Dans la bande de Gaza, le mouvement politique Hamas au pouvoir sur ce territoire depuis 2007 promulgue en 2008 une loi imposant la tenue islamique aux lycéennes, étudiantes[18] ainsi qu'à l'ensemble des femmes travaillant au sein des administrations[19].

Pakistan[modifier | modifier le code]

Zilla Huma Usman, ministre des Affaires sociales du gouvernement provincial du Panjâb et alliée politique de l'ancien président pakistanais Pervez Musharraf, a été assassinée à Gujranwala le 20 février 2007. Mme Usman, qui militait pour les droits des femmes, semble avoir été la victime d'un activiste islamiste ne supportant pas qu'elle puisse se promener tête nue ni que des femmes puissent exercer une activité politique[20].

Soudan[modifier | modifier le code]

La journaliste Loubna Ahmed al-Hussein condamnée pour avoir porté en public un pantalon a dû quitter clandestinement son pays avec un voile islamique intégral (le niqab)[21]. Elle vit désormais en France. C'est une des 15 ambassadrices chargées par le ministère de l'Immigration d'informer sur la loi interdisant le port du voile intégral dans l'espace public[22].

Syrie[modifier | modifier le code]

Bien que la Syrie soit un pays à majorité musulmane, le pays est dirigé par un régime séculier baasiste depuis les années 1960. Selon une source française, 1 200 enseignantes portant le niqab aurait été exclues par le ministre de l'Éducation nationale en 2010 Cette décision aurait été prise à la suite « de plaintes déposées par des parents d'élèves du premier cycle d'enseignement qui y dénonçaient des abus de la part de ces enseignantes »[23]. Le ministre de l'enseignement supérieur syrien Ghiyath Barakat a déclaré le dimanche 18 juillet 2010 que les étudiantes syriennes n'auront plus le droit de porter de voile couvrant leur visage tel que le niqab à l'université. Les étudiantes qui violeraient ce décret seront exclues. Le ministre a indiqué que le port du niqab allait l'encontre des valeurs et les traditions des universités du pays[24].
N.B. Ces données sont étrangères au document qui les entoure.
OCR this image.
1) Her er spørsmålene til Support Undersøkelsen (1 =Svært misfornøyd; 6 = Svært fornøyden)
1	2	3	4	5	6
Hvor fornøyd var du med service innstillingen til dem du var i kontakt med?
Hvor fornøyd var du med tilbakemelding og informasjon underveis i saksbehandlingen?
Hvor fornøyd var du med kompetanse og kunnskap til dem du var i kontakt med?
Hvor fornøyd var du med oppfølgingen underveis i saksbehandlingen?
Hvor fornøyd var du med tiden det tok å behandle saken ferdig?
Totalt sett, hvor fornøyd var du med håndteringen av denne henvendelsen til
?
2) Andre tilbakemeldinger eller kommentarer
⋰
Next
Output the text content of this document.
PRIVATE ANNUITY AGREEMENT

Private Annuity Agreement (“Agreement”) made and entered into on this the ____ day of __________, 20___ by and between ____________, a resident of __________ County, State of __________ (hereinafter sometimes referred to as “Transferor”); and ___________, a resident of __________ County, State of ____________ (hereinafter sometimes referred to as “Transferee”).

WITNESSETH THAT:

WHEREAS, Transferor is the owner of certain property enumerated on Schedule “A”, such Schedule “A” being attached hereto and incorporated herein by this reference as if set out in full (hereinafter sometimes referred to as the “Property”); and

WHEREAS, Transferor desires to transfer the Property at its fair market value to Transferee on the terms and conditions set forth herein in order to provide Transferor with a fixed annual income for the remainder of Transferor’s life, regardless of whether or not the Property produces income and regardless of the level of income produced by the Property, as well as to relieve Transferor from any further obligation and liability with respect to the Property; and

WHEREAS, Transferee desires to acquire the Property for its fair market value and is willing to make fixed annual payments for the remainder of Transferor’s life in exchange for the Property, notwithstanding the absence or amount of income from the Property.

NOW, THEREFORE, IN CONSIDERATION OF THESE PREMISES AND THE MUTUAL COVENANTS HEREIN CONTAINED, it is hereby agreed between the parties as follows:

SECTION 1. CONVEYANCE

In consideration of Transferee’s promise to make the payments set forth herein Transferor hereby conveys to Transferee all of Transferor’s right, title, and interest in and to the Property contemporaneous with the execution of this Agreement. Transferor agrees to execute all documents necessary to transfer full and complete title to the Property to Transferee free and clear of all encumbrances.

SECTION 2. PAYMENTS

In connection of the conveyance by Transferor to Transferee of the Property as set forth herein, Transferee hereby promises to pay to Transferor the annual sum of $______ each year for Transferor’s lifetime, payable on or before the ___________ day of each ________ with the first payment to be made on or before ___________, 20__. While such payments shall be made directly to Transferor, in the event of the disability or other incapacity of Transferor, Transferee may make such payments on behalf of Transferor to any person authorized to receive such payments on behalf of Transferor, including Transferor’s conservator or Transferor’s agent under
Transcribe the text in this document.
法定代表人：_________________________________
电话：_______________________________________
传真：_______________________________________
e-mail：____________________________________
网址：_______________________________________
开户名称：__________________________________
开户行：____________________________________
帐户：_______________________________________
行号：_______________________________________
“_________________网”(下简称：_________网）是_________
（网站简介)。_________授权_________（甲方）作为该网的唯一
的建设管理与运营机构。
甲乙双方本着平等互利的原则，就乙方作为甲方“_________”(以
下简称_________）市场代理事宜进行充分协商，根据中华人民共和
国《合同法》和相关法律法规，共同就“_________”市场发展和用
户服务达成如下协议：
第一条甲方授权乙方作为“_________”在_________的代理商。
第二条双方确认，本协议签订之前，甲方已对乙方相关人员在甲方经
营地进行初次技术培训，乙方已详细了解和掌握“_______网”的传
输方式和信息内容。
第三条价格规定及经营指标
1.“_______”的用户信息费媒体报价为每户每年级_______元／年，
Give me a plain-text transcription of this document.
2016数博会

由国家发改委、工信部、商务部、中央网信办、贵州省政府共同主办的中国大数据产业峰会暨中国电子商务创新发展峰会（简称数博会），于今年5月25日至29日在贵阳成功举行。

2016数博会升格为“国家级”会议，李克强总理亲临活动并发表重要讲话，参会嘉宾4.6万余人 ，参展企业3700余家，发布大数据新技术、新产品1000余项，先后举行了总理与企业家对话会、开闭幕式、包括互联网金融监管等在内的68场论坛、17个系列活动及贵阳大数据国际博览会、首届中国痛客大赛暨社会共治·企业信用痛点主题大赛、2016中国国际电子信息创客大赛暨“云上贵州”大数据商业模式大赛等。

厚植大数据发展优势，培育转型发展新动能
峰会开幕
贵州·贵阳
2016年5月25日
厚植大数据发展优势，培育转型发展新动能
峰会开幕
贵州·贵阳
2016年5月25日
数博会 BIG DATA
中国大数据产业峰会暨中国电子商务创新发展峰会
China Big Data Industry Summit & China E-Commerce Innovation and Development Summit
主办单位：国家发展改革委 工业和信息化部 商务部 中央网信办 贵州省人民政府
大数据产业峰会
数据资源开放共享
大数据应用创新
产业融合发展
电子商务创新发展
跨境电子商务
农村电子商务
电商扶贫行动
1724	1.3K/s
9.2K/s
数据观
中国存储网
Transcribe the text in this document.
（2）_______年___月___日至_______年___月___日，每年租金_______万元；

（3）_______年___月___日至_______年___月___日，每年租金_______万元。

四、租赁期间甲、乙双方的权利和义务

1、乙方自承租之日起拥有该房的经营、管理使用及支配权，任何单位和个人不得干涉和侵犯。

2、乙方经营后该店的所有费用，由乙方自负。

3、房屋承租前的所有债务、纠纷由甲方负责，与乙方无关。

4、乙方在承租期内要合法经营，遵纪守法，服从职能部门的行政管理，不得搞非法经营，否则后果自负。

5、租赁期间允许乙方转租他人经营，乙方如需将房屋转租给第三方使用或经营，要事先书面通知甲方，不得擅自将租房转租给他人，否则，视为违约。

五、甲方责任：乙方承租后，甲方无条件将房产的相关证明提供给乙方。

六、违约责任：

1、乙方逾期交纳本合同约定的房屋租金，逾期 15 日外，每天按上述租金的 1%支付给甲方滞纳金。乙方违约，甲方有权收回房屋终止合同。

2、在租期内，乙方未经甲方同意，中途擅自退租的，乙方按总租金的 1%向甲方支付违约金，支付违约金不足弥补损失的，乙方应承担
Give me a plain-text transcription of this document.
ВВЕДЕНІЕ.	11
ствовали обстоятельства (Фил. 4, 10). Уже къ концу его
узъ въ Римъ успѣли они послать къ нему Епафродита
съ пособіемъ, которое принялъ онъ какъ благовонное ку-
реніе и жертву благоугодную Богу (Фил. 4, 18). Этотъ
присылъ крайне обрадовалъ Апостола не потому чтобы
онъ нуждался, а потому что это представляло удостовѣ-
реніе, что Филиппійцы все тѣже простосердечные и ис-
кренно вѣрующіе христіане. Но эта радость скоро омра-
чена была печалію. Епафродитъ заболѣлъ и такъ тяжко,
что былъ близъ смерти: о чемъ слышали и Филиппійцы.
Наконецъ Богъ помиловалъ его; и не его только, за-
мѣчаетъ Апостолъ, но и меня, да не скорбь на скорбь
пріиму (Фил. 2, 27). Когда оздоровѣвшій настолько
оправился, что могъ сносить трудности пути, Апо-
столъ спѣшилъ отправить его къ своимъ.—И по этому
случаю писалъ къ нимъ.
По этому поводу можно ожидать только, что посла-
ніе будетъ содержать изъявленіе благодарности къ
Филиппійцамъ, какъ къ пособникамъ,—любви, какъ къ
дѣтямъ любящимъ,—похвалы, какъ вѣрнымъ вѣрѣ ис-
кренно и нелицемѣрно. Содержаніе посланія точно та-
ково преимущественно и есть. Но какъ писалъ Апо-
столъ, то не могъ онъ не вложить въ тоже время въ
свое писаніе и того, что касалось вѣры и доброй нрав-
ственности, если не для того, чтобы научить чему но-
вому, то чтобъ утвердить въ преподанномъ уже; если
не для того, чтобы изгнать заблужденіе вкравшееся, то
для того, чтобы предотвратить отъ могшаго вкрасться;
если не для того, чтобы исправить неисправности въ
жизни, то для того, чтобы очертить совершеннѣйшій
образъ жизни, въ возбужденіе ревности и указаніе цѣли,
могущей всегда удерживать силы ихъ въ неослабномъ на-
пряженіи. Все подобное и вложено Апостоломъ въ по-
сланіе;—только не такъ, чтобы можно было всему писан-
Une comédienne dans une série télévisée syrienne[Laquelle ?] a par ailleurs souhaité enlever son voile[Quand ?]. La série est diffusée dans tout le monde arabe par satellite. Cette attitude a soulevé de nombreux commentaires, la plupart négatifs. Certains souhaitent interdire sa programmation qu'il juge provocante, d'autres au contraire s'y déclarent « accros » car elle lève de nombreux tabous[25].

Tunisie[modifier | modifier le code]

Une femme en Tunisie

Dès 1989, une loi interdisait aux mouvements politiques de se réclamer d'une race, d'une religion ou d'une région. Dans le même temps, soucieux de désamorcer la critique de milieux religieux toujours influents, le gouvernement n'hésitait pas à promouvoir un islam officiel mais contrôlé, à travers notamment la nomination des imams, la vérification des prêches, et l'interdiction du port du voile dans les écoles et dans l'administration en général[26]. Mais, depuis 2010 et après la révolution tunisienne le voile et même la Burqua ne sont plus interdites dans les lieux publics en Tunisie.

Turquie[modifier | modifier le code]

Article détaillé : Laïcité en Turquie.

Depuis les réformes d'Atatürk, la Turquie est laïque, ce qui en fait le seul État musulman laïque[réf. nécessaire]. La Constitution prévoit qu'aucune réforme constitutionnelle ne peut porter atteinte à un certain nombre de principes, dont la laïcité. Cette laïcité n'est pas, comme en France, une séparation entre les Églises et l'État ; en fait, c'est l'État turc qui organise et contrôle une partie des mosquées via le diyanet, ou les: les 72 000 imams[réf. nécessaire] en Turquie sont des fonctionnaires, payés et formés par l'État et dont les prêches hebdomadaires sont écrits par les fonctionnaires du ministère des Affaires religieuses, il existe aussi des confréries et des associations musulmanes privées non contrôlé par l'état , à l'exemple du Mili Gorus . La laïcité turque signifie la relégation de la religion dans la sphère privée et son absence complète dans la vie publique. Ainsi, et la question s'est posée à plusieurs reprises sous ce gouvernement, les femmes de ministres qui porteraient le voile n'ont pas pu assister aux cérémonies officielles pendant des années.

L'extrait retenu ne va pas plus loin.